In er Turbinenstube hatten wir dann mit Vater Pfister das Reich und den Geruch ungestört zu unserer gelehrten Disposition. Ob die Knappen wirklich sich in der Kirche befanden, wie der alte Mühlherr voraussetzte, kann ich nicht sagen; aber gegenwärtig waren sie nicht, und das Rad stand, und wir standen auch und schüttelten die Häupter.
Es war sehr arg!
»Mit der Nase brauche ich keinen draufzustoßen«, ächzte mein Vater; »aber die Augen und das Gefühl sollen ja auch das ihrige haben! Ja, sehen Sie sich nur um, Doktor, und dann seien Sie hier mal der Müller, der seit Jahrhunderten das klar wie 'nen Kristall und reinlich wie 'ne Brautwäsche gekannt hat! Da, guck, Junge, und streif dir meinetwegen den Ärmel auf und greif in das Einflußgerinne und fühle, was für einen Schleim und Schmier deiner Vorfahren hell und ehrlich Mühlwasser mir heute in meinem Gewerk und Leben absetzt.

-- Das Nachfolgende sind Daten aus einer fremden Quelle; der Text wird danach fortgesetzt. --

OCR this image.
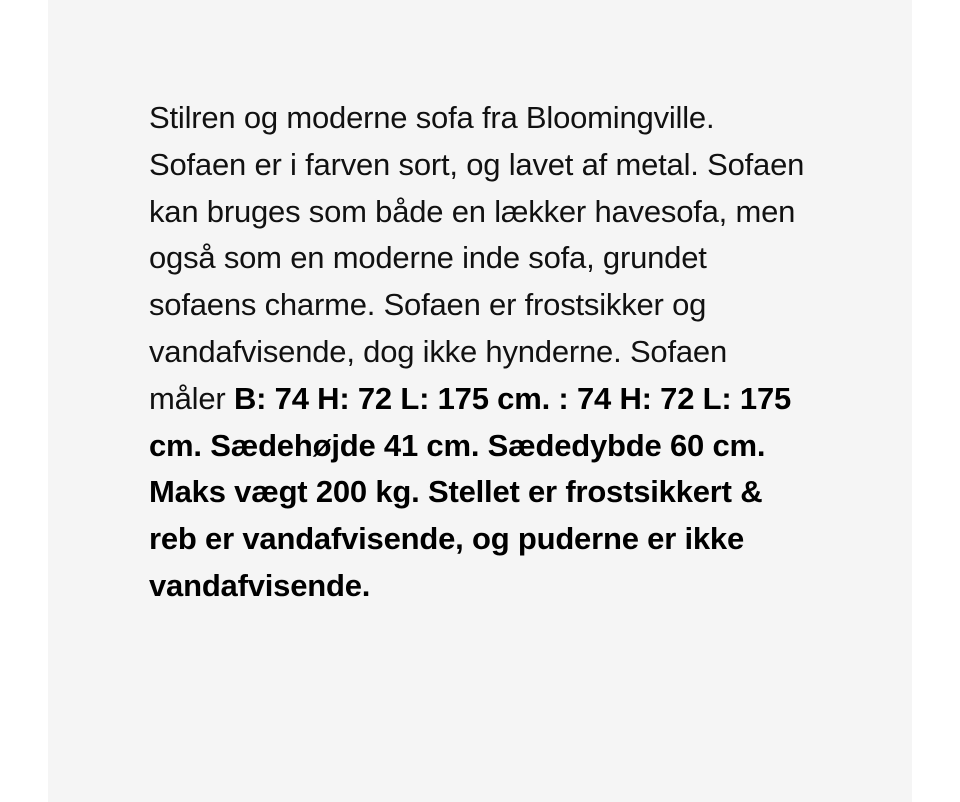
Stilren og moderne sofa fra Bloomingville. Sofaen er i farven sort, og lavet af metal. Sofaen kan bruges som både en lækker havesofa, men også som en moderne inde sofa, grundet sofaens charme. Sofaen er frostsikker og vandafvisende, dog ikke hynderne. Sofaen måler B: 74 H: 72 L: 175 cm. : 74 H: 72 L: 175 cm. Sædehøjde 41 cm. Sædedybde 60 cm. Maks vægt 200 kg. Stellet er frostsikkert & reb er vandafvisende, og puderne er ikke vandafvisende.
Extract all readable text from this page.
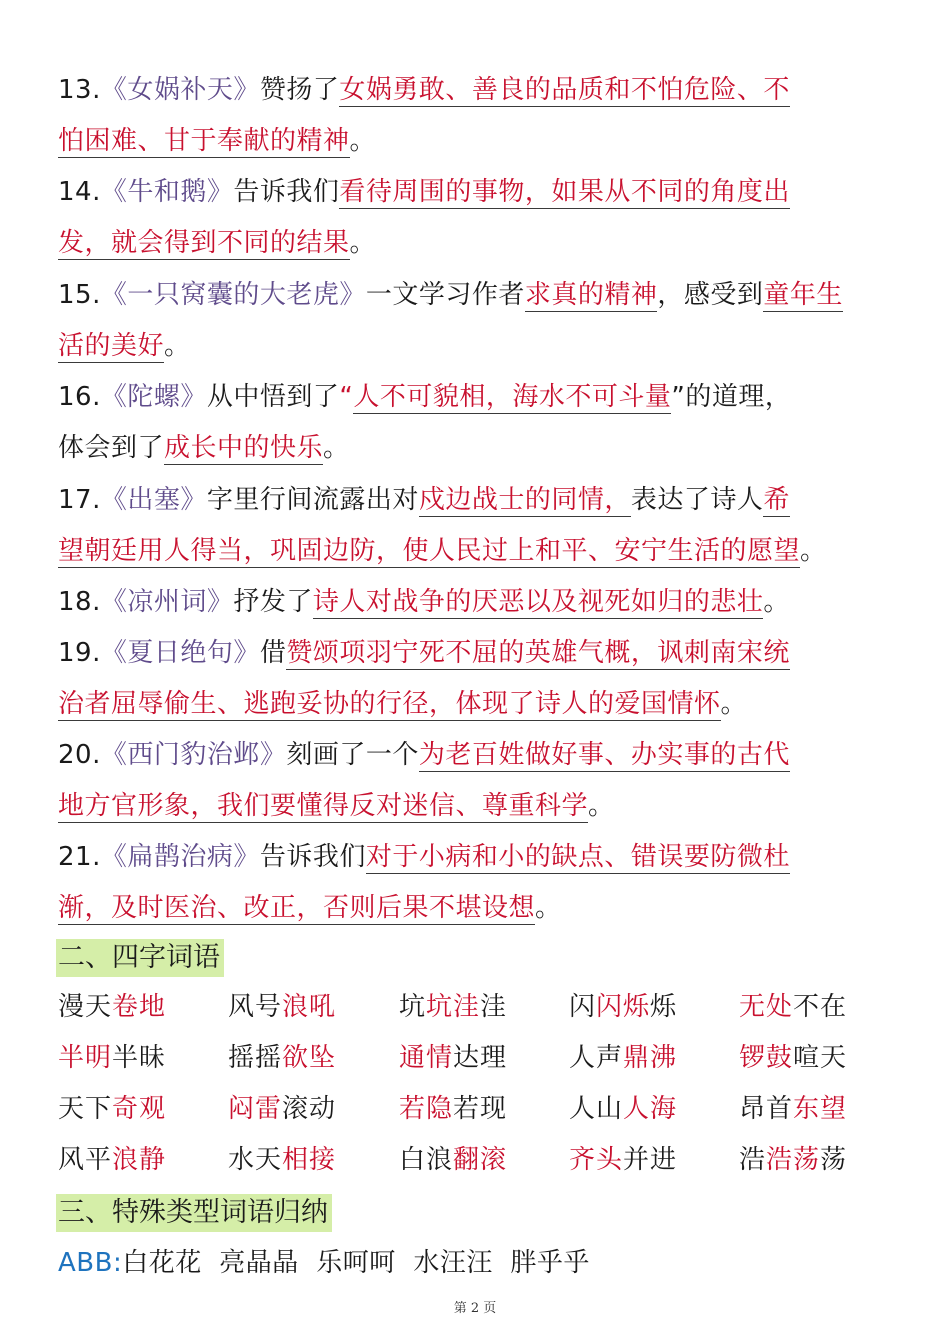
13.《女娲补天》赞扬了女娲勇敢、善良的品质和不怕危险、不
怕困难、甘于奉献的精神。
14.《牛和鹅》告诉我们看待周围的事物，如果从不同的角度出
发，就会得到不同的结果。
15.《一只窝囊的大老虎》一文学习作者求真的精神，感受到童年生
活的美好。
16.《陀螺》从中悟到了“人不可貌相，海水不可斗量”的道理，
体会到了成长中的快乐。
17.《出塞》字里行间流露出对戍边战士的同情，表达了诗人希
望朝廷用人得当，巩固边防，使人民过上和平、安宁生活的愿望。
18.《凉州词》抒发了诗人对战争的厌恶以及视死如归的悲壮。
19.《夏日绝句》借赞颂项羽宁死不屈的英雄气概，讽刺南宋统
治者屈辱偷生、逃跑妥协的行径，体现了诗人的爱国情怀。
20.《西门豹治邺》刻画了一个为老百姓做好事、办实事的古代
地方官形象，我们要懂得反对迷信、尊重科学。
21.《扁鹊治病》告诉我们对于小病和小的缺点、错误要防微杜
渐，及时医治、改正，否则后果不堪设想。
二、四字词语
漫天卷地 风号浪吼 坑坑洼洼 闪闪烁烁 无处不在
半明半昧 摇摇欲坠 通情达理 人声鼎沸 锣鼓喧天
天下奇观 闷雷滚动 若隐若现 人山人海 昂首东望
风平浪静 水天相接 白浪翻滚 齐头并进 浩浩荡荡
三、特殊类型词语归纳
ABB:白花花  亮晶晶  乐呵呵  水汪汪  胖乎乎
第 2 页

Ja, holen Sie sich dreist eine Handvoll vom Rade; es ist mehr davon vorhanden und wird gern vermißt. Und, junges Volk, ihr lacht darüber, oder wenn ihr das jetzt nicht wagt, so haltet ihr mich für einen alten Narren; aber mir ist das doch wie ein Lebendiges, zu dem ich den Doktor habe rufen müssen, um ihm den Puls zu fühlen. Und der Puls von Pfisters Mühle geht langsam, Ebert Pfister! Und wer weiß, wie bald er ganz stille steht!«
Bei Gott, mir war nicht lächerlich zumute diesem alten, vor Ingrimm und Betrübnis zitternden braven Manne und noch dazu meinem Vater gegenüber und auf meiner Väter in Ehren, Leiden und Freuden von Geschlecht zu Geschlecht vererbtem Grund und Boden! Da rauschte milchigtrübe, schleimige Fäden absetzend, übelduftend der kleine Fluß unbeschäftigt weiter in den ersten Christtag. Christtäglich, weihnachtsfestlich war mir nicht zu Sinne, und in Spannung und fast in Angst sah ich auf meinen chemisch und mikroskopisch gelehrten Freund und Exmentor, der eben die schleimschlüpfrige Masse, die er aus dem Getriebe entnommen hatte, von der Hand abspülte.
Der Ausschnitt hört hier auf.